Nous avons appris ces derniers jours le retrait d'Amal du conflit. Que pouvez-vous nous en dire ?

Disons qu'il ne s'agit que de reportages médiatiques donc, personne du mouvement Amal n'a formellement rapporté cette nouvelle, il s'agissait uniquement de sources proches d'Amal. Quant à la mission en général, Amal n’a jamais participé au conflit et n’a jamais dit qu’elle en faisait partie.

Quant à l'aspect plus militaire le long du Ligne bleue, Y a-t-il des affrontements dignes de mention avec la population locale et les Israéliens ?

Durant cette période, le long de la ligne bleue, la plupart des villages proches de la ligne de démarcation ont été fortement endommagé. Certains plus que d’autres, comme Ayta el Chaeb, Adshit, Maroun el Ras, dont beaucoup ont été quasiment rasés. Cela a logiquement conduit non seulement à des dégâts matériels mais aussi à la mort de civils. Le Hezbollah a signalé la perte de plus de 250 à 280 combattants, mais il y a également eu un nombre élevé de victimes civiles. Cela a contraint une grande partie de la population à quitter son foyer pour se rendre dans d’autres régions du pays. C’est un résultat commun des deux côtés, au nord d’Israël comme au sud du Liban.

L'économie du pays, déjà dans des conditions précaires, subit de graves dommages. Nous nous trouvons désormais dans une situation qui sera très difficile à redresser, notamment dans les territoires qui étaient utilisés pour l'agriculture par la population du sud du Liban. Le climat est grave, il y a eu plusieurs victimes et, comme indiqué, après cinq mois de conflit, aucune solution n'est en vue.

Pouvez-vous nous parler des deux autres missions1 des Nations Unies présents dans la région ?

Toutes les missions dans la zone subissent des répercussions sur la mise en œuvre de leur mandat.

Quant à la résolution 1701 de la FINUL, elle traverse également des moments difficiles mais ses principes restent toujours valables. Disons qu'au Conseil de sécurité et dans les deux partis, il existe un fort désir de mise en œuvre de la résolution 1701, peut-être plus maintenant qu'auparavant, et il en va de même pour les deux autres missions dans la région.

Il est important que les différents interlocuteurs politiques, y compris au niveau international, s’efforcent de trouver une solution. Jamais auparavant il n’y a eu autant d’autorités politiques dans cette partie du monde.

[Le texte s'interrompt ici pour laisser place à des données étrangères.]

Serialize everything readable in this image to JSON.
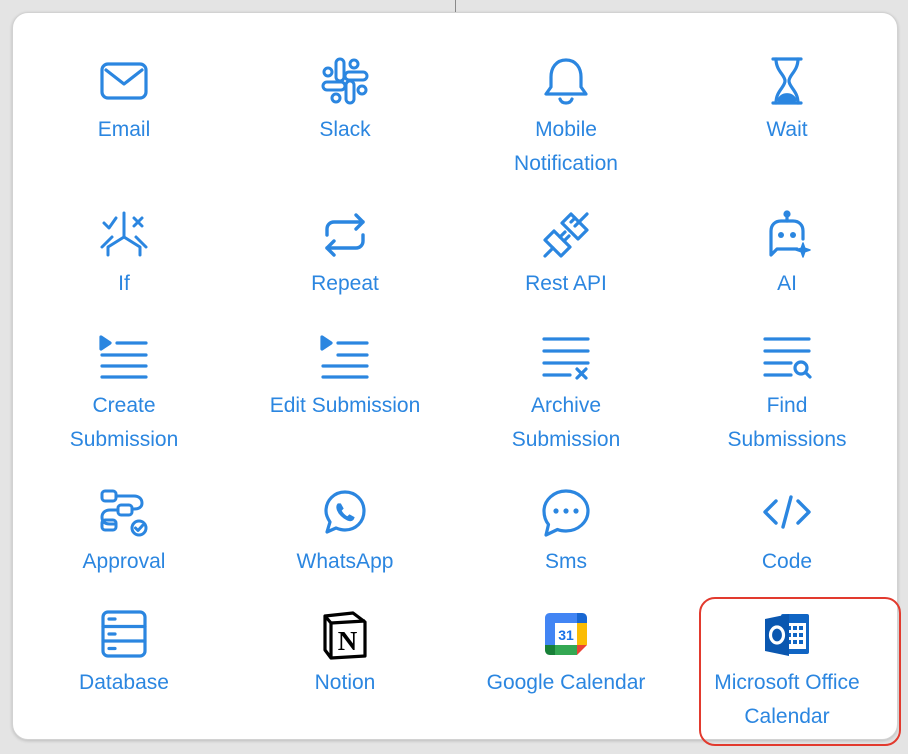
{
  "items": [
    {
      "label": "Email",
      "icon": "email-icon"
    },
    {
      "label": "Slack",
      "icon": "slack-icon"
    },
    {
      "label": "Mobile Notification",
      "icon": "bell-icon"
    },
    {
      "label": "Wait",
      "icon": "hourglass-icon"
    },
    {
      "label": "If",
      "icon": "branch-icon"
    },
    {
      "label": "Repeat",
      "icon": "repeat-icon"
    },
    {
      "label": "Rest API",
      "icon": "plug-icon"
    },
    {
      "label": "AI",
      "icon": "ai-bot-icon"
    },
    {
      "label": "Create Submission",
      "icon": "create-list-icon"
    },
    {
      "label": "Edit Submission",
      "icon": "edit-list-icon"
    },
    {
      "label": "Archive Submission",
      "icon": "archive-list-icon"
    },
    {
      "label": "Find Submissions",
      "icon": "find-list-icon"
    },
    {
      "label": "Approval",
      "icon": "approval-flow-icon"
    },
    {
      "label": "WhatsApp",
      "icon": "whatsapp-icon"
    },
    {
      "label": "Sms",
      "icon": "sms-bubble-icon"
    },
    {
      "label": "Code",
      "icon": "code-icon"
    },
    {
      "label": "Database",
      "icon": "database-icon"
    },
    {
      "label": "Notion",
      "icon": "notion-icon"
    },
    {
      "label": "Google Calendar",
      "icon": "google-calendar-icon"
    },
    {
      "label": "Microsoft Office Calendar",
      "icon": "outlook-calendar-icon"
    }
  ],
  "google_calendar_day": "31",
  "selected_item": "Microsoft Office Calendar",
  "colors": {
    "accent": "#2b86e0",
    "selection_border": "#e23a2e"
  }
}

En tant que mission, nous pouvons ouvrir une fenêtre d’opportunité entre les parties pour rechercher des solutions, mais nous ne pouvons pas remplacer le dialogue politique. Nous sommes ici pour mettre en œuvre un mandat comme toutes les autres missions. Nous verrons les résultats des négociations. La FINUL est là pour mettre en œuvre toute décision de la communauté internationale.

On se souvient du dernier événement du 30 mars qui a impliqué trois observateurs onusiens de l'OGL (Lebanon Observers Group) à Rmeish au sud du Liban.